Born in August of 1962 in Dayton, Ohio, Clemens and his family moved to Texas while he was a youngster. It was there the Clemens legend began. After a stellar high school career, Roger signed with the University of Texas, leading the Longhorns to an NCAA Championship as a junior.
He turned pro, signing a contract with the team that drafted him, the Boston Red Sox. A skilled basketball player, Clemens piqued the interest of some NBA teams but wisely chose baseball, where his blazing fastball was already impressing big league scouts.
Clemens spent the second half of the 1983 season at Winter Haven, Florida in the Red Sox minor league system. He played only a few games with Pawtucket in 1984 before being called up to the Red Sox. He won a total of 16 games in 1984 and 1985 before exploding onto the major league scene in 1986.
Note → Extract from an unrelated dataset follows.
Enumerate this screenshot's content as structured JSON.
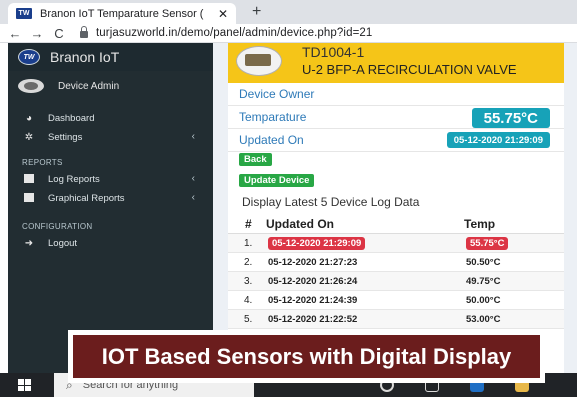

'86 was a magical year for the Red Sox and Clemens, but one that would end in disappointment. Clemens led the American League with 24 wins and a 2.48 Earned Run Average. He set the league on its collective ear with a record-setting 20-strikeout performance against the Seattle Mariners one night, more than anyone had ever fanned in a nine inning game. Showing it was no fluke, Clemens would do it again 10 years later. He won both the Cy Young and Most Valuable Player awards, a combination rarely accomplished in the annals of history. Clemens was leading the New York Mets in game six of the 1986 World Series when he was pulled for a relief pitcher. The Red Sox would lose the game on the famous error by Bill Buckner and then drop game seven to keep their long-running string of Series futility going.
Clemens would win the Cy Young award again in 1987 and follow that with a third in 1990. His career slowed a bit in 1993 and the "slump" contined through 1996. Some thought Clemens' fastball, and career, were slowing down. Feeling underappreciated by the Red Sox, Clemens would depart Boston as a free agent in December 1996.
It seemed to turn his career around. The man they called "The Rocket" was flying high in Toronto.
Pitching for the Blue Jays in 1997 and 1998, Clemens won 41 games and lost just 13. He reached 3,000 strikeouts without allowing 1,000 walks --a feat accomplished by only one other pitcher, Ferguson Jenkins. He won his fourth and fifth Cy Young awards in Toronto, more than any pitcher in history.
Clemens enjoyed the personal success, but was still missing a World Series ring. He was traded to the New York Yankees in February of 1999 and helped the defending World Series champs to a championship. Despite a mediocre regular season, Clemens would win Game 4 of the World Series, completing a four-game sweep of the Atlanta Braves. He pitched well again in 2000, and was tough in the Series again as New York captured it's third consecutive title.
The Subway Series did find Clemens in the middle of controversy for an incident with Mets' catcher Mike Piazza. The two had a bit of a history stemming from a Clemens pitch that struck Piazza during an interleague game earlier in the year. In the Series, Piazza's bat shattered, with the barrel end careening out toward Clemens. He scooped up the bat and fired it near Piazza as the catcher began running to first (the ball was eventually called foul). Tense moments and some shouting between the two followed, but the incident only underscored Clemens' fierce nature.
He was named to Baseball's All Century Team in the summer of 1999, as one of the game's best 100 players. Fans chose him as one of the six greatest pitchers ever. Clemens continuesto rack up records and with two more strong seasons will eclipse the 300-win plateau for his career. That would be just another milestone in a career already destined to end with election to the Hall of Fame.